The government has poured more than 3 trillion won ($2.5 billion) into the air quality control sector over the past decade. However, a revelation from the Board of Audit and Inspection indicated that the ministry had failed to identify the main pollutants causing air pollution and erroneously measured the amount of fine dust in the air.

The fine dust that swept over the Seoul metropolitan area and some major cities over the past two months came mostly from China and Mongolia’s sand storms. But a variety of experiment data showed that emissions from domestic manufacturing factories and running vehicles make up a large portion of the dust, which contains pollutants including carcinogens.

As far as taxpayers are concerned, it does not make for easy listening to hear the BAI news that the Ministry of Environment was neglecting core sources of dust nationwide and the fact that air has no territorial boundaries. The ministry was found to have concentrated too much on Seoul and its surrounding cities in mapping out countermeasures.

Pollutants emitted by the coal, steel and thermoelectric power plants in cities in South Chungcheong Province, including Cheonan, contributed to up to 21 percent of the fine dust and up to 28 percent of ultrafine dust in the second half of 2015. But in their countermeasures, policymakers had not included these plants in their monitoring list of key sites that cause fine dust.

Lax policy is also seen on the technical side.

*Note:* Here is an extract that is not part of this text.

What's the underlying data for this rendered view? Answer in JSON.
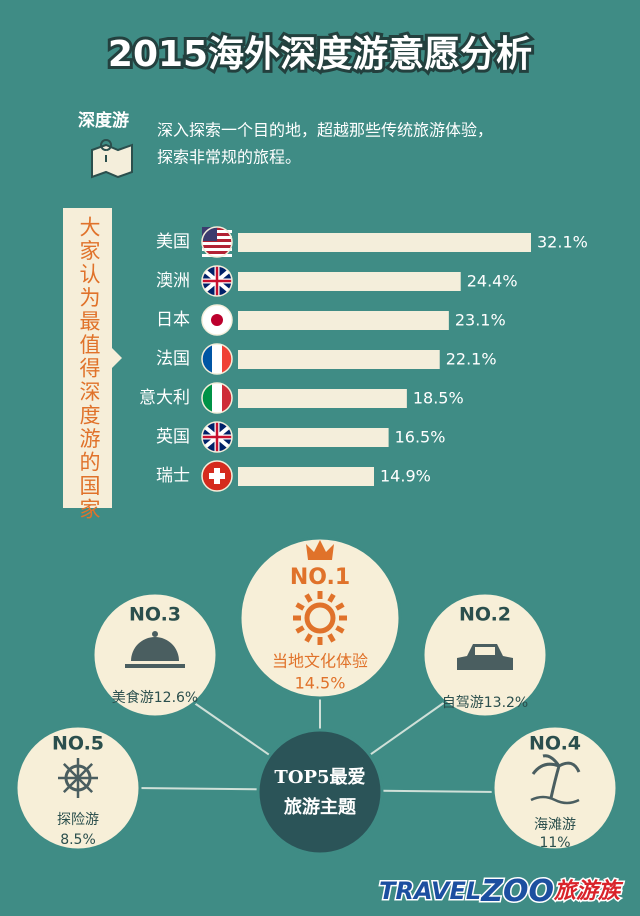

Some fine dust sensors used to detect dust levels had not lived up to the standards of a margin of error of less than 10 percent. As for ultrafine dust sensors, 35 out of 65 devices did not work properly.

Furthermore, whether it was intentional or a simple mistake, performance targets were overestimated.

The ministry had said that it exceeded its target of reducing fine dust by 8,567 tons in 2014. Although it said it had reduced fine dust by 15,859 tons in its assessment report, the actual decrease was found to be 8,360 tons of dust.

Over recent decades, the nation’s air quality has drastically declined due to emissions from industrialized cities.

Fine dust is too small to be seen with the naked eye and is difficult to filter. Trapped in the atmosphere, fine dust can easily enter the human body through the respiratory system and cause health damage, especially to the lungs and blood vessels.

The World Health Organization set up an air quality guideline in 1987 to create better awareness. In 2013, the WHO-run institute International Agency for Research on Cancer declared that fine dust was classified as a carcinogenic substance.